The scene has been reconstructed using the ‘shape from shading’ technique.  More than 400 years ago, Galileo Galilei noticed that surface regions on Earth’s Moon that tilt away from the Sun appear darker, and those facing the Sun appear brighter. The shape from shading algorithm builds on this fact. It takes the brightness of BepiColombo’s images of Mercury and infers the surface slope. With the surface slope, topographic maps can be created. This particular flyover view is based on a coarser digital elevation model from NASA’s Messenger, and the BepiColombo image. Shape from shading uses the image to refine the initial topography, uncover small geologic features, and predict more accurate slopes. The heights are not to scale.

Music and AI
Music was composed for the sequence by ILA, with the assistance of AI tools developed by the Machine Intelligence for Musical Audio (MIMA) group, University of Sheffield. Music from the previous two flyby movies composed by Maison Mercury Jones’ creative director ILA (formerly known as Anil Sebastian) and Ingmar Kamalagharan was given to the AI tool to suggest seeds for the new composition, which ILA then chose from to edit and weave together with other elements into the new piece. The team at the University of Sheffield has developed an Artificial Musical Intelligence (AMI), a large-scale general-purpose deep neural network that can be personalised to individual musicians and use cases.
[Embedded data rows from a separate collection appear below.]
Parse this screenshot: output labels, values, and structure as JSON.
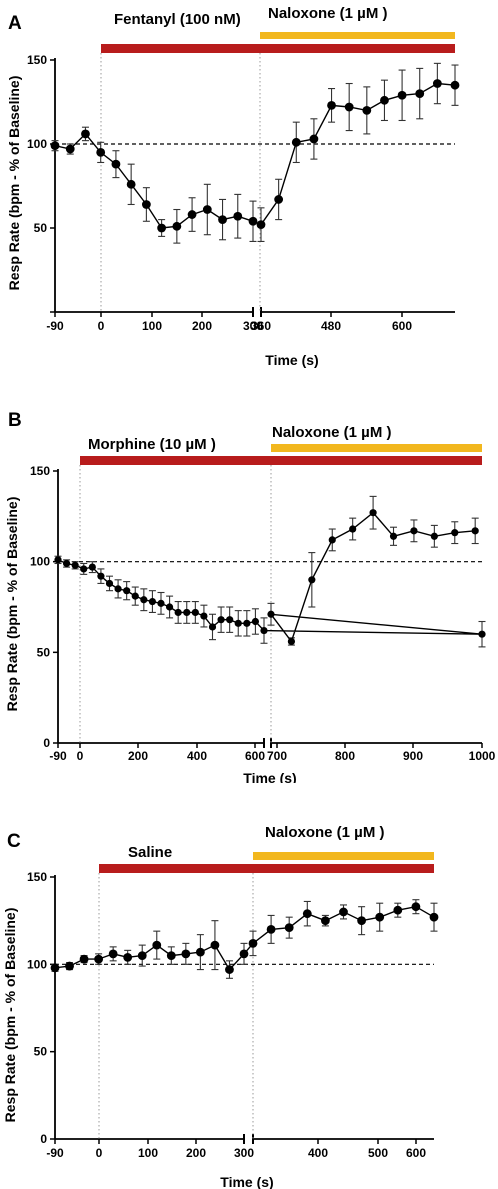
{
  "colors": {
    "bar_drug": "#b81c1c",
    "bar_naloxone": "#f2b71e",
    "line": "#000000",
    "baseline": "#000000",
    "guide": "#9a9a9a"
  },
  "chart_data": [
    {
      "panel": "A",
      "type": "line",
      "bars": [
        {
          "label": "Fentanyl (100 nM)",
          "color": "#b81c1c"
        },
        {
          "label": "Naloxone (1 µM )",
          "color": "#f2b71e"
        }
      ],
      "xlabel": "Time (s)",
      "ylabel": "Resp Rate (bpm - % of Baseline)",
      "ylim": [
        0,
        150
      ],
      "yticks": [
        "50",
        "100",
        "150"
      ],
      "xticks": [
        "-90",
        "0",
        "100",
        "200",
        "300",
        "360",
        "480",
        "600"
      ],
      "axis_break": [
        300,
        360
      ],
      "baseline": 100,
      "x": [
        -90,
        -60,
        -30,
        0,
        30,
        60,
        90,
        120,
        150,
        180,
        210,
        240,
        270,
        300,
        360,
        390,
        420,
        450,
        480,
        510,
        540,
        570,
        600,
        630,
        660,
        690
      ],
      "y": [
        99,
        97,
        106,
        95,
        88,
        76,
        64,
        50,
        51,
        58,
        61,
        55,
        57,
        54,
        52,
        67,
        101,
        103,
        123,
        122,
        120,
        126,
        129,
        130,
        136,
        135
      ],
      "err": [
        3,
        3,
        4,
        6,
        8,
        12,
        10,
        5,
        10,
        10,
        15,
        12,
        13,
        12,
        10,
        12,
        12,
        12,
        10,
        14,
        14,
        12,
        15,
        15,
        12,
        12
      ]
    },
    {
      "panel": "B",
      "type": "line",
      "bars": [
        {
          "label": "Morphine (10 µM )",
          "color": "#b81c1c"
        },
        {
          "label": "Naloxone (1 µM )",
          "color": "#f2b71e"
        }
      ],
      "xlabel": "Time (s)",
      "ylabel": "Resp Rate (bpm - % of Baseline)",
      "ylim": [
        0,
        150
      ],
      "yticks": [
        "0",
        "50",
        "100",
        "150"
      ],
      "xticks": [
        "-90",
        "0",
        "200",
        "400",
        "600",
        "700",
        "800",
        "900",
        "1000"
      ],
      "axis_break": [
        630,
        690
      ],
      "baseline": 100,
      "x": [
        -90,
        -60,
        -30,
        0,
        30,
        60,
        90,
        120,
        150,
        180,
        210,
        240,
        270,
        300,
        330,
        360,
        390,
        420,
        450,
        480,
        510,
        540,
        570,
        600,
        630,
        660,
        690,
        720,
        750,
        780,
        810,
        840,
        870,
        900,
        930,
        960,
        990
      ],
      "y": [
        101,
        99,
        98,
        96,
        97,
        92,
        88,
        85,
        84,
        81,
        79,
        78,
        77,
        75,
        72,
        72,
        72,
        70,
        64,
        68,
        68,
        66,
        66,
        67,
        62,
        60,
        71,
        56,
        90,
        112,
        118,
        127,
        114,
        117,
        114,
        116,
        117
      ],
      "err": [
        2,
        2,
        2,
        3,
        3,
        4,
        4,
        5,
        5,
        5,
        6,
        6,
        6,
        6,
        6,
        6,
        6,
        6,
        7,
        7,
        7,
        7,
        7,
        7,
        7,
        7,
        6,
        2,
        15,
        6,
        6,
        9,
        5,
        6,
        6,
        6,
        7
      ]
    },
    {
      "panel": "C",
      "type": "line",
      "bars": [
        {
          "label": "Saline",
          "color": "#b81c1c"
        },
        {
          "label": "Naloxone (1 µM )",
          "color": "#f2b71e"
        }
      ],
      "xlabel": "Time (s)",
      "ylabel": "Resp Rate (bpm - % of Baseline)",
      "ylim": [
        0,
        150
      ],
      "yticks": [
        "0",
        "50",
        "100",
        "150"
      ],
      "xticks": [
        "-90",
        "0",
        "100",
        "200",
        "300",
        "400",
        "500",
        "600"
      ],
      "axis_break": [
        300,
        330
      ],
      "baseline": 100,
      "x": [
        -90,
        -60,
        -30,
        0,
        30,
        60,
        90,
        120,
        150,
        180,
        210,
        240,
        270,
        300,
        330,
        360,
        390,
        420,
        450,
        480,
        510,
        540,
        570,
        600,
        630
      ],
      "y": [
        98,
        99,
        103,
        103,
        106,
        104,
        105,
        111,
        105,
        106,
        107,
        111,
        97,
        106,
        112,
        120,
        121,
        129,
        125,
        130,
        125,
        127,
        131,
        133,
        127
      ],
      "err": [
        2,
        2,
        2,
        3,
        4,
        4,
        6,
        8,
        5,
        6,
        10,
        14,
        5,
        6,
        7,
        8,
        6,
        7,
        3,
        4,
        8,
        8,
        4,
        4,
        8
      ]
    }
  ]
}
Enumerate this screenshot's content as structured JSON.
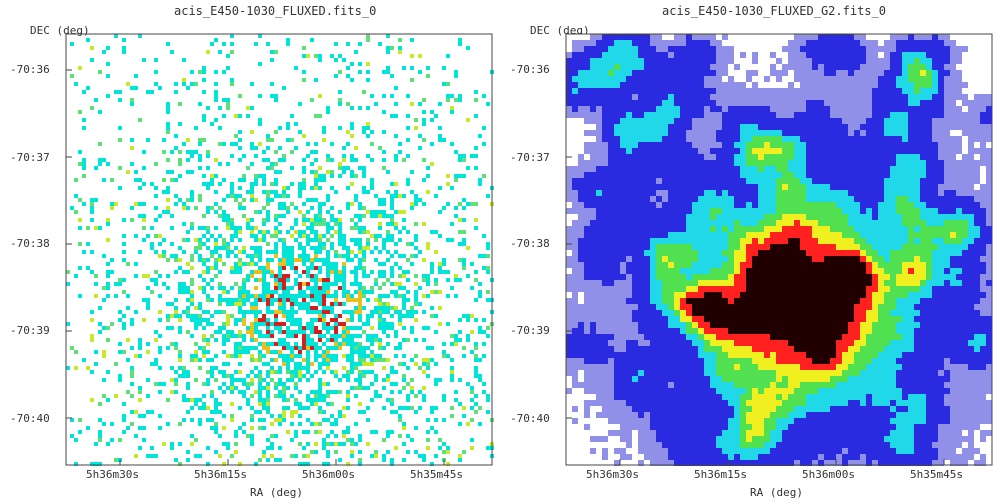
{
  "chart_data": [
    {
      "type": "heatmap",
      "title": "acis_E450-1030_FLUXED.fits_0",
      "xlabel": "RA (deg)",
      "ylabel": "DEC (deg)",
      "x_ticks": [
        "5h36m30s",
        "5h36m15s",
        "5h36m00s",
        "5h35m45s"
      ],
      "y_ticks": [
        "-70:36",
        "-70:37",
        "-70:38",
        "-70:39",
        "-70:40"
      ],
      "description_style": "sparse photon counts",
      "colormap": [
        "#ffffff",
        "#00e5d8",
        "#5ee07a",
        "#c8e82c",
        "#e8c020",
        "#d02020"
      ]
    },
    {
      "type": "heatmap",
      "title": "acis_E450-1030_FLUXED_G2.fits_0",
      "xlabel": "RA (deg)",
      "ylabel": "DEC (deg)",
      "x_ticks": [
        "5h36m30s",
        "5h36m15s",
        "5h36m00s",
        "5h35m45s"
      ],
      "y_ticks": [
        "-70:36",
        "-70:37",
        "-70:38",
        "-70:39",
        "-70:40"
      ],
      "description_style": "smoothed image",
      "colormap": [
        "#ffffff",
        "#9090e8",
        "#2a2ae0",
        "#20d8e8",
        "#50e050",
        "#f0f020",
        "#ff2020",
        "#200000"
      ]
    }
  ]
}
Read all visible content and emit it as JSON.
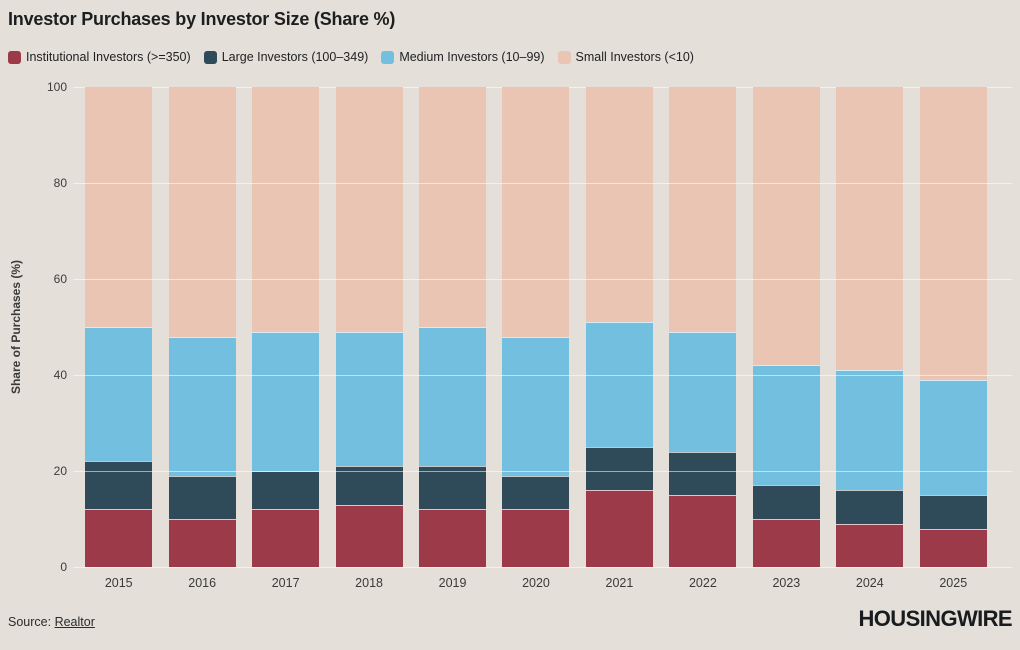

The project with the University of Sheffield is aimed at exploring the boundaries of the ethics of AI creativity, while also emphasising the essential contributions of the (human) composer.

A bonus 3D scene
Part of the region covered by the flyover sequence has also been reconstructed as a 3D anaglyph in this image. Use red-green/blue glasses to best enjoy this view. The image was taken from a distance of about 2 982 km, 17 minutes after closest approach, and covers an area roughly 1325.5 km x 642 km.

The topography at this site has also been reconstructed using the ‘shape from shading’ technique. The topography is used to generate anaglyphs that give a visual impression of the terrain. The heights are scaled by a factor of 12.5 to optimize the visual experience in front of a computer or mobile screen.